Creative Inspiration
Creative inspiration can come in many forms and from many different directions. About thirty years ago as I began my career studying Pharmacy and medicine, I was surprised as I studied the mechanism of action for various medications that in some cases, we just didn’t know why a drug worked. I had to reread and think about that. It had not occurred to me that there is still so much about the human body and the medical field that we don’t know or don’t yet understand. I found this to be very thought-provoking. I had assumed, as a young twenty-year-old student that I would just be learning from books how everything works, not that we wouldn’t necessarily understand how everything works. This really opened my mind to questioning the things that we read in our textbooks rather than taking everything that we are taught as fact.

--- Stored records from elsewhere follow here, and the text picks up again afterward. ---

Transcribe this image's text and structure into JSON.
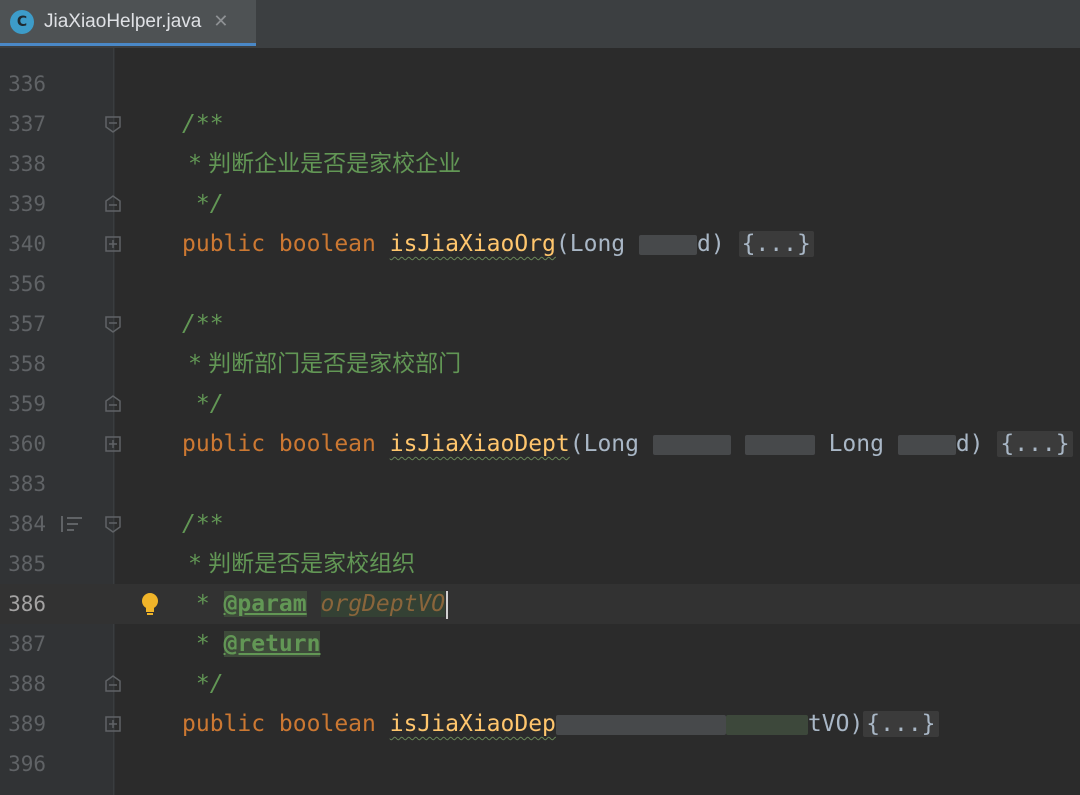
{
  "tab": {
    "icon_letter": "C",
    "filename": "JiaXiaoHelper.java",
    "close": "✕"
  },
  "lines": [
    {
      "n": "336"
    },
    {
      "n": "337",
      "comment": "/**"
    },
    {
      "n": "338",
      "comment": " * 判断企业是否是家校企业"
    },
    {
      "n": "339",
      "comment": " */"
    },
    {
      "n": "340",
      "kw": "public boolean",
      "fn": "isJiaXiaoOrg",
      "args_start": "(Long ",
      "args_end": "d)",
      "fold": "{...}"
    },
    {
      "n": "356"
    },
    {
      "n": "357",
      "comment": "/**"
    },
    {
      "n": "358",
      "comment": " * 判断部门是否是家校部门"
    },
    {
      "n": "359",
      "comment": " */"
    },
    {
      "n": "360",
      "kw": "public boolean",
      "fn": "isJiaXiaoDept",
      "args_start": "(Long ",
      "args_mid": "Long ",
      "args_end": "d)",
      "fold": "{...}"
    },
    {
      "n": "383"
    },
    {
      "n": "384",
      "comment": "/**"
    },
    {
      "n": "385",
      "comment": " * 判断是否是家校组织"
    },
    {
      "n": "386",
      "star": " * ",
      "tag": "@param",
      "pname": "orgDeptVO"
    },
    {
      "n": "387",
      "star": " * ",
      "tag": "@return"
    },
    {
      "n": "388",
      "comment": " */"
    },
    {
      "n": "389",
      "kw": "public boolean",
      "fn": "isJiaXiaoDep",
      "args_end": "tVO)",
      "fold": "{...}"
    },
    {
      "n": "396"
    }
  ],
  "colors": {
    "keyword": "#cc7832",
    "function": "#ffc66d",
    "doc": "#629755",
    "text": "#a9b7c6",
    "background": "#2b2b2b",
    "gutter": "#313335",
    "tab_accent": "#4a88c7"
  },
  "icons": [
    "java-class-icon",
    "close-icon",
    "fold-icon",
    "expand-icon",
    "lightbulb-icon",
    "structure-icon"
  ]
}
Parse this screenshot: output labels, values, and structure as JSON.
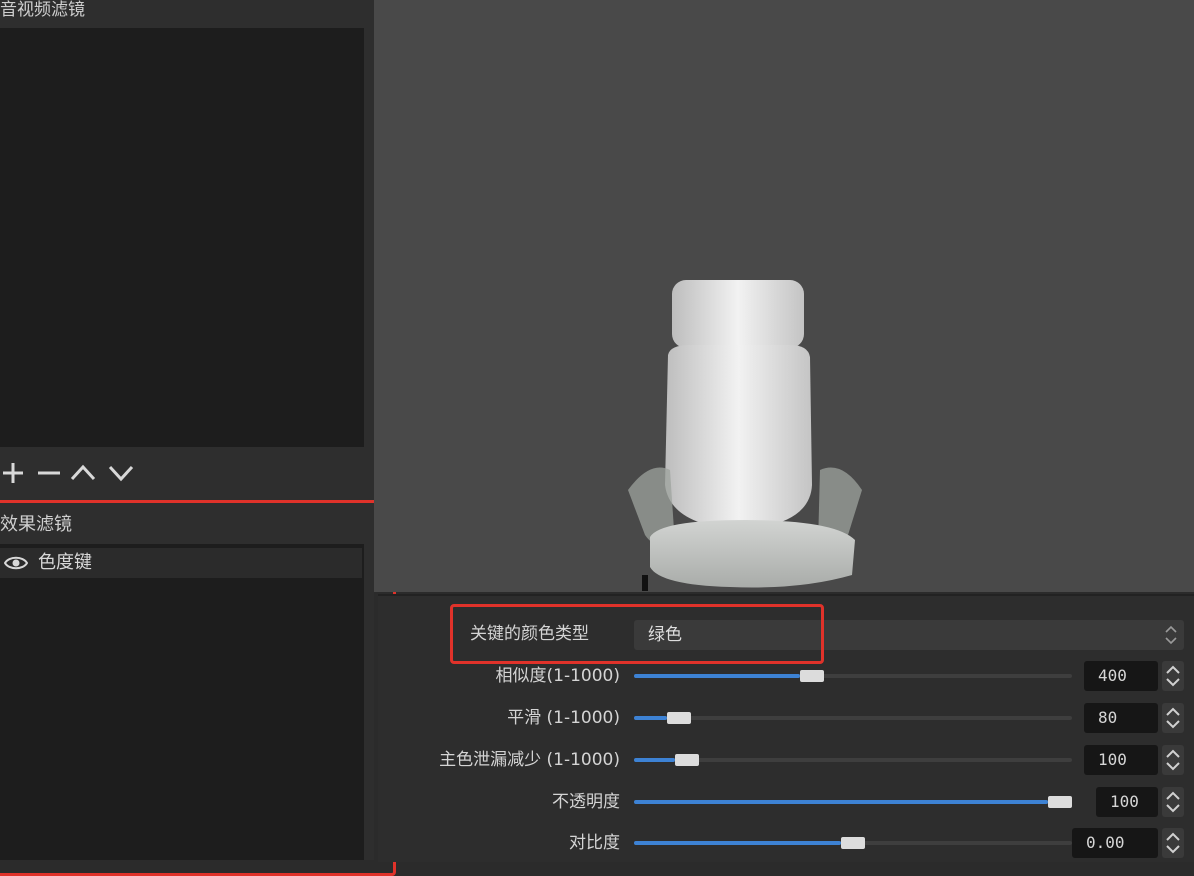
{
  "audio_video_filters": {
    "header": "音视频滤镜",
    "toolbar": {
      "add_icon": "plus-icon",
      "remove_icon": "minus-icon",
      "move_up_icon": "chevron-up-icon",
      "move_down_icon": "chevron-down-icon"
    }
  },
  "effect_filters": {
    "header": "效果滤镜",
    "items": [
      {
        "label": "色度键",
        "icon": "eye-icon",
        "visible": true
      }
    ]
  },
  "properties": {
    "key_color_type": {
      "label": "关键的颜色类型",
      "value": "绿色"
    },
    "sliders": [
      {
        "label": "相似度(1-1000)",
        "value": "400",
        "fraction": 0.4
      },
      {
        "label": "平滑 (1-1000)",
        "value": "80",
        "fraction": 0.08
      },
      {
        "label": "主色泄漏减少 (1-1000)",
        "value": "100",
        "fraction": 0.1
      },
      {
        "label": "不透明度",
        "value": "100",
        "fraction": 1.0
      },
      {
        "label": "对比度",
        "value": "0.00",
        "fraction": 0.5
      }
    ]
  },
  "colors": {
    "accent": "#3d82d4",
    "highlight": "#e0322a",
    "preview_bg": "#494949",
    "panel_bg": "#2d2d2d",
    "list_bg": "#1d1d1d"
  }
}
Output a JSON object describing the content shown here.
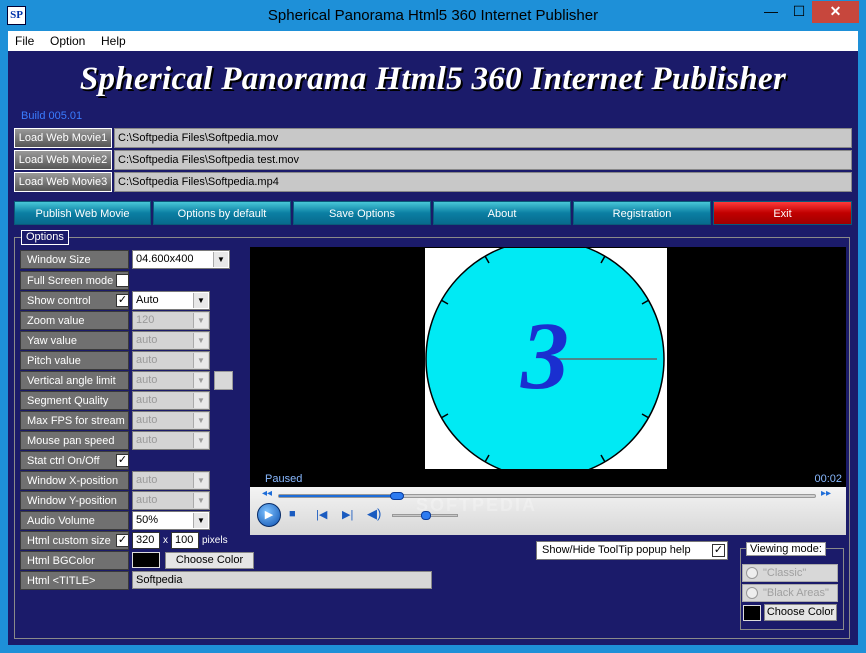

As I continued through school, learning about all the medications that we use to solve all the health problems that we have, I continued to challenge myself to look at things from a different angle. Seeing patients with five to ten medications all doing various manipulations to their body’s systems didn’t seem like the right answer. The more I studied the body and how amazing it is, the more I felt that the answer isn’t in taking medications that manipulate the body to temporarily solve its problems. The answer is having the body’s cells be able solve those problems on their own. It’s a nice thought, but not something that we currently know how to do. The more that I studied the effects of diet, and looked at alternative methods of treatment for diseases such as cancer the more I came to believe that the treatments and medications we have today are the best we can do right now, but the true answers are yet to be discovered.
In my medical history class, my thoughts were further reinforced. We learned about some of the medical procedures being used just one hundred years earlier. I found myself thinking and almost laughing about how little they knew back then and how some of the medical practices they used were doing more harm than good. After moments of reflection, I realized that the same things were going on now. In less time, I bet 50 to 60 years, we will be looking back at this age of medications and laughing about how much we just don’t understand today, and in many ways doing more harm than good.
So how does this happen, how do our cells become able to heal themselves? Is this a question that can be answered by science or by medicine, or are we not yet evolved enough to answer the question?